Sometimes I worry about the effect of standardized testing on not only the teaching of writing, but what we're teaching our kids about writing as well. I fear that the fallout of a test-inspired curriculum will be a generation of kids who think that "writing" means responding to a prompt in a sterile, formulaic way, and who are deprived of the opportunity to connect the creative dots in their heads to a brand new piece of writing -- a story on a page.
And then last week, I got to co-teach a creative writing class to nine middle school kids who'd chosen -- without duress -- to spend four summer afternoons connecting those dots. Against the odds, these kids love writing. While they would have been content to curl up and write during the entire session, my co-instructor and I felt that the concept of "class" implied instruction of some sort, so we discussed the elements of a story, ways to create characters and how to write a pitch. We made character collages, went outside to soak in sensory experiences to lend credibility to their imagery and Googled things like French phrases and Star Wars memorabilia. And the kids -- a group ranging in age from 11 to 13 -- spent at least half of each class putting words on the page or the computer screen, turning creative sparks into stories on fire.

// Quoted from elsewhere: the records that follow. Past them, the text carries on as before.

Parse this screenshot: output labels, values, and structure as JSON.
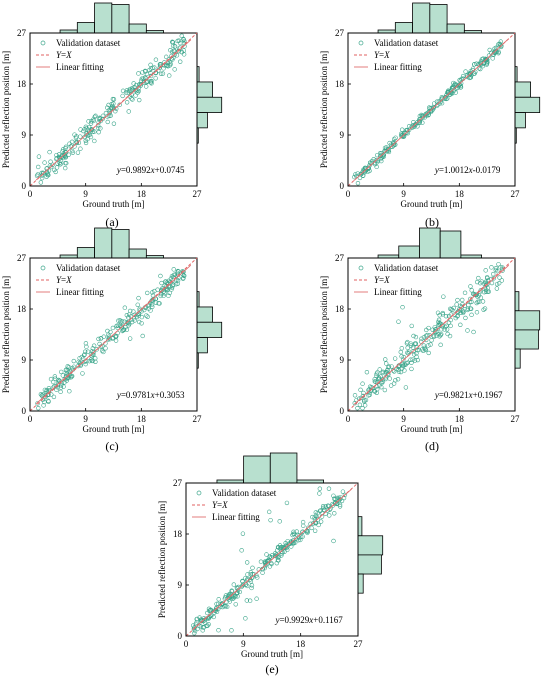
{
  "figure": {
    "panels": [
      "(a)",
      "(b)",
      "(c)",
      "(d)",
      "(e)"
    ]
  },
  "colors": {
    "scatter": "#3aa58a",
    "identity": "#e06060",
    "fit": "#e07070",
    "hist_fill": "#b8e0cf",
    "hist_stroke": "#000000"
  },
  "chart_data": [
    {
      "type": "scatter",
      "panel": "(a)",
      "xlabel": "Ground truth [m]",
      "ylabel": "Predicted reflection position [m]",
      "xlim": [
        0,
        27
      ],
      "ylim": [
        0,
        27
      ],
      "xticks": [
        "0",
        "9",
        "18",
        "27"
      ],
      "yticks": [
        "0",
        "9",
        "18",
        "27"
      ],
      "legend": [
        "Validation dataset",
        "Y=X",
        "Linear fitting"
      ],
      "legend_position": "top-left",
      "equation": "y=0.9892x+0.0745",
      "fit": {
        "slope": 0.9892,
        "intercept": 0.0745
      },
      "noise": 1.2,
      "outliers": 3,
      "hist_top": [
        0.1,
        0.35,
        1.0,
        0.95,
        0.3,
        0.08
      ],
      "hist_right": [
        0.08,
        0.6,
        0.95,
        0.4,
        0.05
      ]
    },
    {
      "type": "scatter",
      "panel": "(b)",
      "xlabel": "Ground truth [m]",
      "ylabel": "Predicted reflection position [m]",
      "xlim": [
        0,
        27
      ],
      "ylim": [
        0,
        27
      ],
      "xticks": [
        "0",
        "9",
        "18",
        "27"
      ],
      "yticks": [
        "0",
        "9",
        "18",
        "27"
      ],
      "legend": [
        "Validation dataset",
        "Y=X",
        "Linear fitting"
      ],
      "legend_position": "top-left",
      "equation": "y=1.0012x-0.0179",
      "fit": {
        "slope": 1.0012,
        "intercept": -0.0179
      },
      "noise": 0.45,
      "outliers": 0,
      "hist_top": [
        0.1,
        0.35,
        1.0,
        0.95,
        0.3,
        0.08
      ],
      "hist_right": [
        0.08,
        0.6,
        0.95,
        0.4,
        0.05
      ]
    },
    {
      "type": "scatter",
      "panel": "(c)",
      "xlabel": "Ground truth [m]",
      "ylabel": "Predicted reflection position [m]",
      "xlim": [
        0,
        27
      ],
      "ylim": [
        0,
        27
      ],
      "xticks": [
        "0",
        "9",
        "18",
        "27"
      ],
      "yticks": [
        "0",
        "9",
        "18",
        "27"
      ],
      "legend": [
        "Validation dataset",
        "Y=X",
        "Linear fitting"
      ],
      "legend_position": "top-left",
      "equation": "y=0.9781x+0.3053",
      "fit": {
        "slope": 0.9781,
        "intercept": 0.3053
      },
      "noise": 1.0,
      "outliers": 4,
      "hist_top": [
        0.1,
        0.35,
        1.0,
        0.95,
        0.3,
        0.08
      ],
      "hist_right": [
        0.08,
        0.6,
        0.95,
        0.4,
        0.05
      ]
    },
    {
      "type": "scatter",
      "panel": "(d)",
      "xlabel": "Ground truth [m]",
      "ylabel": "Predicted reflection position [m]",
      "xlim": [
        0,
        27
      ],
      "ylim": [
        0,
        27
      ],
      "xticks": [
        "0",
        "9",
        "18",
        "27"
      ],
      "yticks": [
        "0",
        "9",
        "18",
        "27"
      ],
      "legend": [
        "Validation dataset",
        "Y=X",
        "Linear fitting"
      ],
      "legend_position": "top-left",
      "equation": "y=0.9821x+0.1967",
      "fit": {
        "slope": 0.9821,
        "intercept": 0.1967
      },
      "noise": 1.3,
      "outliers": 22,
      "hist_top": [
        0.1,
        0.4,
        1.0,
        0.9,
        0.1
      ],
      "hist_right": [
        0.15,
        0.95,
        0.9,
        0.2
      ]
    },
    {
      "type": "scatter",
      "panel": "(e)",
      "xlabel": "Ground truth [m]",
      "ylabel": "Predicted reflection position [m]",
      "xlim": [
        0,
        27
      ],
      "ylim": [
        0,
        27
      ],
      "xticks": [
        "0",
        "9",
        "18",
        "27"
      ],
      "yticks": [
        "0",
        "9",
        "18",
        "27"
      ],
      "legend": [
        "Validation dataset",
        "Y=X",
        "Linear fitting"
      ],
      "legend_position": "top-left",
      "equation": "y=0.9929x+0.1167",
      "fit": {
        "slope": 0.9929,
        "intercept": 0.1167
      },
      "noise": 0.7,
      "outliers": 26,
      "hist_top": [
        0.1,
        0.9,
        1.0,
        0.1
      ],
      "hist_right": [
        0.15,
        0.95,
        0.9,
        0.2
      ]
    }
  ]
}
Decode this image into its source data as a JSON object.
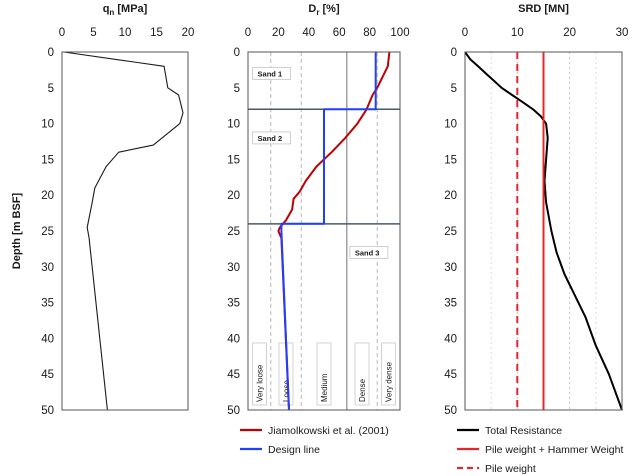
{
  "chart_data": [
    {
      "type": "line",
      "title": "qₙ [MPa]",
      "title_main": "q",
      "title_sub": "n",
      "title_unit": " [MPa]",
      "ylabel": "Depth [m BSF]",
      "xlim": [
        0,
        20
      ],
      "ylim": [
        0,
        50
      ],
      "y_inverted": true,
      "x_ticks": [
        "0",
        "5",
        "10",
        "15",
        "20"
      ],
      "y_ticks": [
        "0",
        "5",
        "10",
        "15",
        "20",
        "25",
        "30",
        "35",
        "40",
        "45",
        "50"
      ],
      "series": [
        {
          "color": "#1a1a1a",
          "x": [
            0.3,
            16.2,
            16.8,
            18.5,
            19.2,
            18.7,
            14.5,
            9.0,
            7.0,
            5.2,
            4.8,
            4.0,
            4.3,
            7.2
          ],
          "y": [
            0,
            2,
            5,
            6,
            8.5,
            10,
            13,
            14,
            16,
            19,
            21,
            24.5,
            26,
            50
          ]
        }
      ]
    },
    {
      "type": "line",
      "title": "Dᵣ [%]",
      "title_main": "D",
      "title_sub": "r",
      "title_unit": " [%]",
      "xlim": [
        0,
        100
      ],
      "ylim": [
        0,
        50
      ],
      "y_inverted": true,
      "x_ticks": [
        "0",
        "20",
        "40",
        "60",
        "80",
        "100"
      ],
      "y_ticks": [
        "0",
        "5",
        "10",
        "15",
        "20",
        "25",
        "30",
        "35",
        "40",
        "45",
        "50"
      ],
      "layer_boundaries": [
        8,
        24
      ],
      "zone_boundaries": [
        15,
        35,
        65,
        85
      ],
      "layers": [
        {
          "label": "Sand 1",
          "depth": 3
        },
        {
          "label": "Sand 2",
          "depth": 12
        },
        {
          "label": "Sand 3",
          "depth": 28
        }
      ],
      "zones": [
        {
          "label": "Very loose",
          "x": 7.5
        },
        {
          "label": "Loose",
          "x": 25
        },
        {
          "label": "Medium",
          "x": 50
        },
        {
          "label": "Dense",
          "x": 75
        },
        {
          "label": "Very dense",
          "x": 92.5
        }
      ],
      "series": [
        {
          "name": "Jiamolkowski et al. (2001)",
          "color": "#c00000",
          "x": [
            93,
            92,
            85,
            82,
            78,
            72,
            64,
            55,
            45,
            38,
            34,
            30,
            29,
            25,
            21,
            20,
            22,
            27
          ],
          "y": [
            0,
            2,
            5,
            6,
            8,
            10,
            12,
            14,
            16,
            18,
            19.5,
            20.5,
            22,
            23.5,
            24.5,
            25,
            26,
            50
          ]
        },
        {
          "name": "Design line",
          "color": "#1f3fff",
          "x": [
            84,
            84,
            84,
            50,
            50,
            50,
            22,
            22,
            27
          ],
          "y": [
            0,
            7.5,
            8,
            8,
            15,
            24,
            24,
            25,
            50
          ]
        }
      ]
    },
    {
      "type": "line",
      "title": "SRD [MN]",
      "xlim": [
        0,
        30
      ],
      "ylim": [
        0,
        50
      ],
      "y_inverted": true,
      "x_ticks": [
        "0",
        "10",
        "20",
        "30"
      ],
      "y_ticks": [
        "0",
        "5",
        "10",
        "15",
        "20",
        "25",
        "30",
        "35",
        "40",
        "45",
        "50"
      ],
      "series": [
        {
          "name": "Total Resistance",
          "color": "#000000",
          "x": [
            0,
            1,
            2.5,
            4,
            5.5,
            7,
            9,
            11,
            13,
            14.5,
            15.5,
            15.8,
            15.5,
            15.2,
            15.5,
            16.5,
            17.5,
            19,
            21,
            23,
            25,
            27.5,
            30
          ],
          "y": [
            0,
            1,
            2,
            3,
            4,
            5,
            6,
            7,
            8,
            9,
            10,
            12,
            15,
            18,
            21,
            25,
            28,
            31,
            34,
            37,
            41,
            45,
            50
          ]
        },
        {
          "name": "Pile weight + Hammer Weight",
          "color": "#e8262a",
          "style": "solid",
          "x": [
            15,
            15
          ],
          "y": [
            0,
            50
          ]
        },
        {
          "name": "Pile weight",
          "color": "#e8262a",
          "style": "dashed",
          "x": [
            10,
            10
          ],
          "y": [
            0,
            50
          ]
        }
      ]
    }
  ]
}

The week flew by, leaving us with less time than we'd have liked to have had on Thursday to share pitches and masterpieces. Some stories were laced with humor, others took my breath away. And every single one had at least one sentence that was an absolute gem -- a perfect crystallization of a writing concept acquired along the way that had nothing to do with the ratio of topic sentences to concrete details and commentary sentences.
There are other kids out there who give me hope for the future of writing, too. My niece, Madison, who thinks that writing -- whether using words or music -- is something to revel in. The group of teens who approached an English teacher at their high school because there was no creative writing club and they wanted to start one. The two girls in our class who didn't want to share their stories, representatives of the countless kids who keep journals or write poems that never see the light of day, yet allow them to indulge the muse, free from prompts, formulas and rubrics.
These are the kids who will write the books of the future, rendering arguments about e-books vs. print books and traditional publishing vs. self-publishing moot in the face of literature that offers escape, edification and relaxation, no matter its form. But if we don't honor their desire to do something with their words now, their loss will be ours as well. If we teach our kids how to write efficiently, but fail to honor their need to write creatively, we are asking them to turn off a shower meant to sprinkle the world with so much more than topic sentences and concrete details. I don't know about you, but I'd much rather be hit with a sprinkling of creative ideas than succession of concrete details.
And to my kids from last week, and my niece, and those high school kids and journal keepers and poem writers: Thanks for sprinkling my world with hope.